Guru Pukul Murid dan Ortu Murid Aniaya Guru, Keduanya Bisa Dijerat Pasal Ini
Berita

Guru Pukul Murid dan Ortu Murid Aniaya Guru, Keduanya Bisa Dijerat Pasal Ini

Guru berpotensi dijerat UU Perlindungan Anak. Sementara, orang tua murid dan anaknya, berpotensi dijerat pasal pengeroyokan dalam KUHP. Kronologi kejadian berbeda antara kedua belah pihak.

Oleh:
Nanda Narendra Putra/ANT
Bacaan 2 Menit
Ilustrasi
Ilustrasi
Ratusan siswa dan guru dari Sekolah Menengah Kejuruan (SMK) Negeri 2 Makassar menggelar aksi demonstrasi di depan Polsek Tamalate, Jalan Danau Tanjung Bunga, pada Kamis (11/8).
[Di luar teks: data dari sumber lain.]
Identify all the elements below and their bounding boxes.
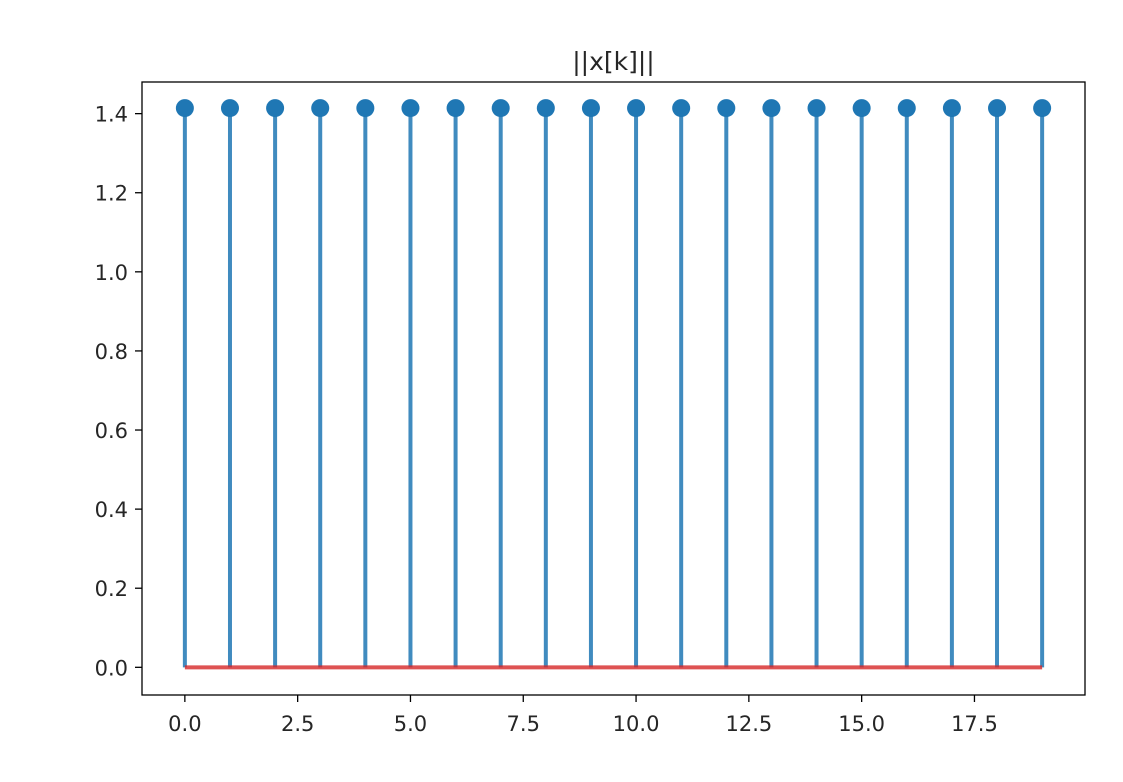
x-tick-label: 17.5 xyxy=(951,712,998,736)
stem-marker xyxy=(988,99,1007,118)
x-tick-label: 0.0 xyxy=(168,712,201,736)
x-tick-label: 7.5 xyxy=(507,712,540,736)
y-tick-label: 0.2 xyxy=(95,577,128,601)
y-tick-label: 1.0 xyxy=(95,261,128,285)
stem-marker xyxy=(491,99,510,118)
stem-marker xyxy=(536,99,555,118)
y-tick-label: 0.4 xyxy=(95,498,128,522)
markers-layer xyxy=(175,99,1052,118)
stem-marker xyxy=(762,99,781,118)
x-axis-ticks: 0.0 2.5 5.0 7.5 10.0 12.5 15.0 17.5 xyxy=(168,695,998,736)
stem-marker xyxy=(311,99,330,118)
y-tick-label: 0.8 xyxy=(95,340,128,364)
plot-frame xyxy=(141,81,1086,696)
stem-marker xyxy=(356,99,375,118)
y-tick-label: 1.2 xyxy=(95,182,128,206)
stem-marker xyxy=(446,99,465,118)
x-tick-label: 12.5 xyxy=(725,712,772,736)
x-tick-label: 5.0 xyxy=(394,712,427,736)
stem-marker xyxy=(1033,99,1052,118)
y-axis-ticks: 0.0 0.2 0.4 0.6 0.8 1.0 1.2 1.4 xyxy=(95,103,142,680)
stem-marker xyxy=(175,99,194,118)
stem-marker xyxy=(220,99,239,118)
stem-marker xyxy=(942,99,961,118)
y-tick-label: 0.0 xyxy=(95,656,128,680)
stem-marker xyxy=(897,99,916,118)
stem-marker xyxy=(627,99,646,118)
stem-marker xyxy=(581,99,600,118)
stem-marker xyxy=(401,99,420,118)
x-tick-label: 10.0 xyxy=(613,712,660,736)
chart-title: ||x[k]|| xyxy=(572,47,654,76)
stem-marker xyxy=(717,99,736,118)
stem-marker xyxy=(852,99,871,118)
y-tick-label: 1.4 xyxy=(95,103,128,127)
stem-marker xyxy=(807,99,826,118)
x-tick-label: 2.5 xyxy=(281,712,314,736)
x-tick-label: 15.0 xyxy=(838,712,885,736)
stem-marker xyxy=(266,99,285,118)
y-tick-label: 0.6 xyxy=(95,419,128,443)
plot-background xyxy=(142,82,1085,695)
stem-marker xyxy=(672,99,691,118)
stems-layer xyxy=(182,108,1045,670)
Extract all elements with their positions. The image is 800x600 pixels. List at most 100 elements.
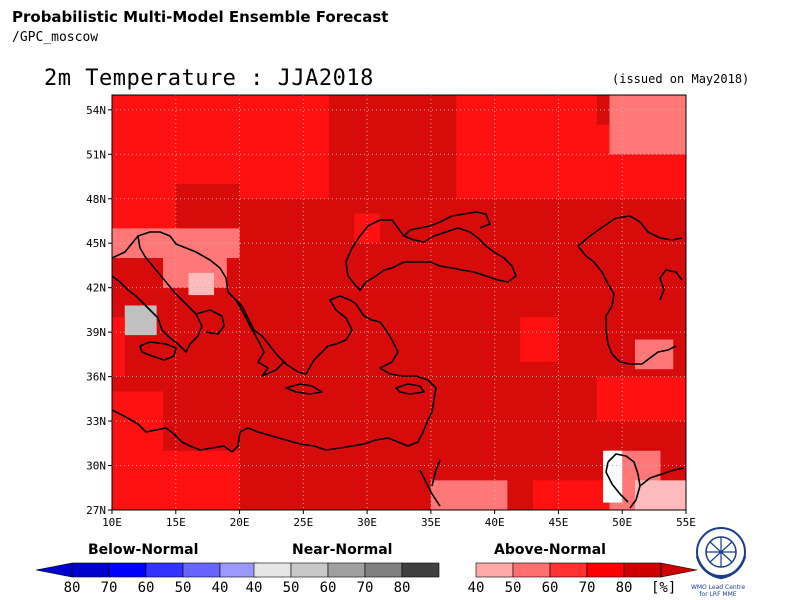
near-normal-swatch [290,562,329,578]
above-normal-arrow [660,562,698,578]
below-normal-swatch [71,562,110,578]
y-tick-label: 45N [86,237,106,250]
below-normal-title: Below-Normal [88,542,199,558]
x-tick-label: 10E [102,516,122,529]
above-normal-swatch [549,562,588,578]
below-normal-arrow [35,562,73,578]
near-normal-label: 70 [357,580,374,596]
wmo-logo [695,527,747,580]
coast-north-africa [111,409,233,453]
above-normal-swatch [623,562,662,578]
above-normal-label: 40 [468,580,485,596]
coast-anatolia-south [231,303,437,453]
near-normal-swatch [364,562,403,578]
probability-cell [603,450,623,503]
below-normal-swatch [182,562,221,578]
x-tick-label: 35E [421,516,441,529]
model-source: /GPC_moscow [12,30,99,45]
below-normal-label: 50 [175,580,192,596]
probability-cell [430,480,508,510]
coast-cyprus [395,383,425,395]
variable-title: 2m Temperature : JJA2018 [44,66,374,91]
y-tick-label: 54N [86,104,106,117]
above-normal-title: Above-Normal [494,542,606,558]
below-normal-label: 70 [101,580,118,596]
coast-gulf-oman [639,467,685,487]
probability-cell [239,95,329,199]
x-tick-label: 45E [549,516,569,529]
below-normal-label: 60 [138,580,155,596]
above-normal-swatch [475,562,514,578]
longitude-axis: 10E 15E 20E 25E 30E 35E 40E 45E 50E 55E [102,510,696,529]
probability-cell [188,272,215,296]
probability-cell [596,376,686,422]
probability-cell [634,480,686,510]
probability-cell [520,317,559,362]
coast-italy-heel [195,309,225,335]
probability-grid [112,95,686,510]
near-normal-label: 60 [320,580,337,596]
above-normal-label: 50 [505,580,522,596]
map-frame [111,94,687,511]
y-tick-label: 27N [86,504,106,517]
x-tick-label: 55E [676,516,696,529]
x-tick-label: 15E [166,516,186,529]
coast-crete [285,383,323,395]
unit-label: [%] [651,580,676,596]
below-normal-swatch [219,562,258,578]
near-normal-swatch [327,562,366,578]
above-normal-swatch [512,562,551,578]
near-normal-title: Near-Normal [292,542,393,558]
near-normal-label: 40 [246,580,263,596]
x-tick-label: 40E [485,516,505,529]
y-tick-label: 51N [86,148,106,161]
coast-persian-gulf [605,453,641,509]
y-tick-label: 30N [86,460,106,473]
coast-italy-west [111,235,203,353]
y-tick-label: 33N [86,415,106,428]
probability-cell [175,95,240,184]
y-tick-label: 42N [86,282,106,295]
coast-red-sea [419,459,441,507]
x-tick-label: 25E [293,516,313,529]
probability-cell [609,95,686,155]
near-normal-label: 50 [283,580,300,596]
below-normal-label: 80 [64,580,81,596]
coast-black-sea [345,219,517,291]
coast-crimea-azov [403,211,491,237]
probability-cell [112,317,125,377]
near-normal-swatch [401,562,440,578]
x-tick-label: 30E [357,516,377,529]
forecast-title: Probabilistic Multi-Model Ensemble Forec… [12,8,389,26]
x-tick-label: 20E [230,516,250,529]
probability-cell [558,95,597,199]
probability-cell [163,450,240,510]
x-tick-label: 50E [612,516,632,529]
near-normal-label: 80 [394,580,411,596]
probability-cell [112,95,176,244]
coast-italy-balkans [111,231,357,375]
probability-colorbar: 80 70 60 50 40 40 50 60 70 80 40 50 60 70 80 [%] [35,562,698,596]
wmo-logo-caption: WMO Lead Centre for LRF MME [690,584,746,598]
probability-cell [124,305,157,336]
below-normal-swatch [108,562,147,578]
above-normal-swatch [586,562,625,578]
above-normal-label: 70 [579,580,596,596]
latitude-axis: 54N 51N 48N 45N 42N 39N 36N 33N 30N 27N [86,104,112,517]
coastlines [111,211,685,509]
coast-caspian [577,215,683,365]
y-tick-label: 48N [86,193,106,206]
above-normal-label: 60 [542,580,559,596]
y-tick-label: 36N [86,371,106,384]
issued-date: (issued on May2018) [612,72,750,86]
below-normal-swatch [145,562,184,578]
probability-cell [456,95,559,199]
probability-cell [112,391,164,510]
coast-sicily [139,341,177,361]
below-normal-label: 40 [212,580,229,596]
above-normal-label: 80 [616,580,633,596]
coast-greece [235,299,285,377]
near-normal-swatch [253,562,292,578]
y-tick-label: 39N [86,326,106,339]
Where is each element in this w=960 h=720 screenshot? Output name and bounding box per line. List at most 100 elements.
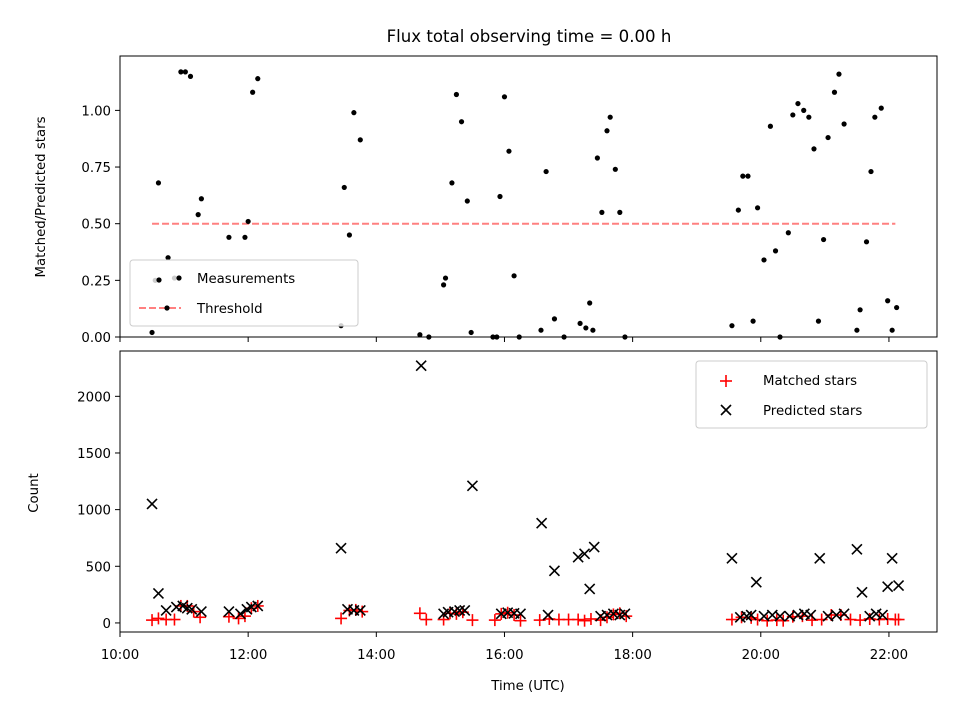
predicted-star-point (856, 586, 868, 598)
measurement-point (464, 198, 470, 204)
measurement-point (820, 236, 827, 243)
measurement-point (745, 173, 751, 179)
predicted-star-point (454, 604, 466, 617)
predicted-star-point (579, 548, 591, 560)
measurement-point (754, 205, 761, 211)
predicted-star-point (354, 604, 366, 617)
count-plot-y-label: Count (27, 473, 42, 513)
measurement-point (894, 304, 900, 311)
measurement-point (551, 316, 558, 322)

Mereka meminta pihak Kepolisian segera menghukum pelaku penganiaya Dahrul, salah seorang guru dari sekolah tersebut.

Kejadian itu terjadi sekitar pukul 10 pagi di lingkungan sekolah SMKN 2 Makassar. Singkat cerita, Dahrul dianiaya oleh Adnan Achmad, orang tua dari salah seorang siswa kelas 11 SMKN 2 Makassar. Penganiayaan terjadi lantaran sang guru melakukan pemukulan kepada sang murid, ‘MAS’ alias Alief. Pemukulan ini dipicu ulah anak didiknya itu sendiri.

Jika dicermati dari segi hukum, berita heboh yang tengah menghiasi dunia pendidikan ini setidaknya ada dua potensi yang dimungkinkan bisa dijerat kedua belah pihak, yakni sang guru dan orang tua murid. (Baca Juga: Kekerasan pada Anak, Ini Saran Ketua MPR ke Pemerintah)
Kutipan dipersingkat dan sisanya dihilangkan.